Thanks you for your feedback. Believe me when I say that I spent much of my time on this projected working out the best way to complete an efficient scan of all the files on a site with the least amount of impact on the site while the scan is running. Most of the servers that I was testing this plugin on were also small and under-powered, just like the VPS from DO that you are using. Also understand that you cannot directly control how much processing power a PHP script uses through PHP code. Much of the load balancing and task switching is handled at the server level and has more to do with the way that PHP and Apache (or nginx) is configured on your server.
That said, the Complete Scan is a hybrid of PHP and JavaScript that uses multiple separate ajax calls in a linear order to disperse the processing power over a reasonable time to lessen the overall impact of the scan on the server’s system resources. To understand this better you can compare this technique with the “Quick Scan” options, which were the first attempt at a scan process that used only a single call to the PHP script. In this original version the Quick Scan could complete a scan of a great many files in a very short amount of time but it would consume all of the available system resources until the job was done, and in many cases the servers simply didn’t have or didn’t allocate enough memory for the whole job, or else there might be so many files that it simply took too long to complete and the server quit the script and timed out the whole process. This lead me to break up the scan into smaller sets of file such as the “Quick Scan” for Plugins, Themes, and Core Files, and also limit the scan depth to prevent drilling down into directory trees that would take too long to index and scan. While this was more successful it was also not 100% thorough and it would still fail sometimes on smaller servers or larger filesystems.
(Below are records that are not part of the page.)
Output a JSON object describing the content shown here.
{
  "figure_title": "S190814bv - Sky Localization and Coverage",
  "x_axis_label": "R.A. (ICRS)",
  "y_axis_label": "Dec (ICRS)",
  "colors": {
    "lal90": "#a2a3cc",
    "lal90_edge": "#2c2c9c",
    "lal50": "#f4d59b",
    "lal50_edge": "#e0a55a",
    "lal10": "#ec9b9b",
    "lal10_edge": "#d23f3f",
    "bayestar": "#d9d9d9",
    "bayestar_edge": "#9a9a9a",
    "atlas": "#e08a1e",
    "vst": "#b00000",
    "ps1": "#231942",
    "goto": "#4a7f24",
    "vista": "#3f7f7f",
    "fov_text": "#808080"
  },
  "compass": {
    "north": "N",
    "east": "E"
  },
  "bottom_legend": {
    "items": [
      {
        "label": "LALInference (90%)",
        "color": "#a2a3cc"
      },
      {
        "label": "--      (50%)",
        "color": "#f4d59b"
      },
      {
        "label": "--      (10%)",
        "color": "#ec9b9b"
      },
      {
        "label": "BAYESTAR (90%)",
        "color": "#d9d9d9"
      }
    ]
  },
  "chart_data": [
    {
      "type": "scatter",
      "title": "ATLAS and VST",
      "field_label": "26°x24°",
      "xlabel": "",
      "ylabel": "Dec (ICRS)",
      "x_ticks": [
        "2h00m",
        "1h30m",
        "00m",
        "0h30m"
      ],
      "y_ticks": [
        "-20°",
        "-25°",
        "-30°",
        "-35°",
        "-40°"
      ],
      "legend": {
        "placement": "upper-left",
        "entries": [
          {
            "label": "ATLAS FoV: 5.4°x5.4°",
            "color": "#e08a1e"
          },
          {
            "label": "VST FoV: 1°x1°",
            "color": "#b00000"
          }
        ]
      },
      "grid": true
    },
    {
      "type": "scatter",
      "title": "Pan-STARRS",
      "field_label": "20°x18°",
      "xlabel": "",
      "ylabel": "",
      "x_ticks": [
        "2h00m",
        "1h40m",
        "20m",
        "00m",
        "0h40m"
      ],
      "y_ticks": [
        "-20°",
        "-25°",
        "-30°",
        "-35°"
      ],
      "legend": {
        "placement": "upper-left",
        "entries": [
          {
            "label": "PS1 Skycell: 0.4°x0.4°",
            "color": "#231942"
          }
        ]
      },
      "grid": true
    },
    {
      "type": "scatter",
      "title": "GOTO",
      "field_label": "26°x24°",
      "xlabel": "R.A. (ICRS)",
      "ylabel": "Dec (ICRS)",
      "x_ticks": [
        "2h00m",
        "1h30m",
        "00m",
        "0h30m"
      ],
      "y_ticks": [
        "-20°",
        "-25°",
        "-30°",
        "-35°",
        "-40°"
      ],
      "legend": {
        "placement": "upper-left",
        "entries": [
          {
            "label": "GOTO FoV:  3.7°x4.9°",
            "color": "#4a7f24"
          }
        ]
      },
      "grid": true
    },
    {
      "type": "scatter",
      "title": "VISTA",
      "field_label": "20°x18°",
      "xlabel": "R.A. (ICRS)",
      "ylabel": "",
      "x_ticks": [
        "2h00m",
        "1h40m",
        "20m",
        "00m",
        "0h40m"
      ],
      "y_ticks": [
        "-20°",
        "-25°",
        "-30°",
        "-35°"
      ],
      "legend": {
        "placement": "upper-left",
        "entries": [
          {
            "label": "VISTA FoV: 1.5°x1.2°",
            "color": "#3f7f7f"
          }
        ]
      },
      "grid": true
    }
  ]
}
This brings me to the current hybrid scan that I call the Complete Scan. In this process the directories are indexed first and listed in a linear order, to be scanned individually and only one at a time. While this does inevitably increase the overall time that it take to scan the whole site it also allows other normal traffic to get a fair amount of time to be processed and ensures that your visitor will continue to receive their page request while the scan is running. Even if your server only have one processor, Apache is designed to answer a reasonable number of requests at the same time and will call on PHP to process as many simultaneous jobs as would be possible with limited amount of memory your server has allocated to them, and during the Complete Scan you can rest assured that only one of these processes will be my scan job. So you may notice that you one processor is completely maxed out during the scan, and it may be true that this intensive scan job is taking up 100% of that processor time if there are no other pages being requested at that time, but you will find that if there are 3 other pages being requested at the same time then my process will only be consuming the appropriate amount of processor time as the other processes get their fair share. Additionally, you will see that the next directory in the scan list will not be started until the prior directory scan job has finished, which gives the server a short break and allows any other pages in the request queue to be processed before starting the next scan job.
I believe that this is about the best I can do, given the enormity of the task at hand and the vast variation of server configurations out there. I hope that this explanation of the inner workings of my scan process has helped you. Please let me know if you have anything further to add or any ideas that might help to improve the process further.